Sure, we all have been taught that a good data model must be consistent and preserve data integrity as one of the main goals (apart from storing data in itself, of course!). One could argue that foreign keys are data in themselves, as they mean something; you can’t simply remove them without losing information somehow. But as I said before, during development I think it’s going to be harder if you are playing with the tables and the data inside them. Lots of integrity constraint failed errors, lots of lost time because of that.

I am thinking of a compromise solution: not using foreign keys during development but adding them when everything is almost definitive (where everything means the data model, etc…). As we also make checks in our business layer (I hate speaking with that terminology!), we can’t lose any functionality. And if there was an error, it will show!
I would love to listen any suggestion/opinion/truth/whatever. Please take into account that I am approaching the foreign key issue from a practical point of view; I would prefer to avoid metaphilosophical discussions about the database designs. Or at least I’ll avoid those which are not human readable. Thanks!

ie6 for Android

Comments

  • Interesting. I’m just having this same argument with a mate of mine, except in the opposite point. (And using SQL Server).
    Arguments for….
    —————–
    1. Clear definition of what the table is linked to. Only costs 3 lines to add a constraint, easy to put NOCHECK on if required.
    2. Validation of data. Data is the most important part, foreign keys give it context, which makes it information.
    3. Easier for new developers to learn the schema.
    4. Picks up coding errors in the app layer early (ie – at the database layer), rather than allowing them to go through to production.

    Arguments against
    —————–
    1. Performance. (I think needs to be profiled before choosing that as a reason to not use them though – and even then, drop and recreate before and after is a "better" solution IMO )
    2. Administrative overhead. (What you were alluding to)
    3. Restoring individual tables

    I think 2 and 3 can be fixed fairly easily with a bit of thought. I’ve written an article about it (having just been through myself trying to decide whether to have them or not) http://dotnetjunkies.com/WebLog/piquet/archive/2005/06/28/regeneratingConstraints.aspx

    Once you get in the habit of dropping and creating, or just disabling them using NOCHECK, I find that it’s pretty quick development. It’s just a different technique of development.

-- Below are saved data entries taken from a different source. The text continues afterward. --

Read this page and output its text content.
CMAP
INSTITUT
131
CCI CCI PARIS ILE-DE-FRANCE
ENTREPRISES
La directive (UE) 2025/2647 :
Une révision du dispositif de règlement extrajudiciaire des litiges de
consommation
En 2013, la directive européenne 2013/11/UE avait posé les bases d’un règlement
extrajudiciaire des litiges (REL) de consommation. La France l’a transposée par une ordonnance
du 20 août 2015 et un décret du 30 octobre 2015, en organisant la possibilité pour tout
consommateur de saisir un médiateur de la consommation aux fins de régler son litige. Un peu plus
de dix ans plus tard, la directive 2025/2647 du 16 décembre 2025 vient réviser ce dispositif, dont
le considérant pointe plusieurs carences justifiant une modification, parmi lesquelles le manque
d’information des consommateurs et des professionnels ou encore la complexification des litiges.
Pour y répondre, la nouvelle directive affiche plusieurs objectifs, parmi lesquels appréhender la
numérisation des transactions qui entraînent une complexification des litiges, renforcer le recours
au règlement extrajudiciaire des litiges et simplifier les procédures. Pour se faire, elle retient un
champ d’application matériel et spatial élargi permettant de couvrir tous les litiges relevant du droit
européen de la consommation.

    I think it comes down to how much you value your data. Personally, the data is the centre, and I’ll do everything possible to make sure it’s valid. I hope that my databases will live longer than the time I spend developing them, so they should also aid the "health" of the database. To me, just defensive programming. Each of those "errors" that crop up when playing with data is just a reminder that I haven’t structured the insert or delete statement correctly. Forces you to remember the way to work with the database. Helps new people learning also.

    Good reading though – thanks.

  • Some meditative months after… I found a good addendum to this discussion:

    It’s interesting to know (or remember) that we can have foreign keys on cascade, or not. So we could simply indicate "Hey, table, your column «bla» is associated with the column «id» of that table" and stop here, not adding cascade or anything else to this definition.
    Then a developer can come and see this database design and understand that those two tables are linked.
    No worries about deleting tables and hence deleting more data than you could expect without knowing.

    And the other good idea is to use transactions. Since it can be used with mysql (and of course all of those expensive rdbms like oracle or sqlserver), we can take profit of this feature by starting a transaction at the beginning of all the delete or table manipulation and rolling back the transaction if something goes wrong – for example in the case that a child row does not verify the foreign constraint.

    Definitely, for using foreign keys one should use transactions, specially if you need to alter lots of tables and need that these operations are completely commited or not commited at all.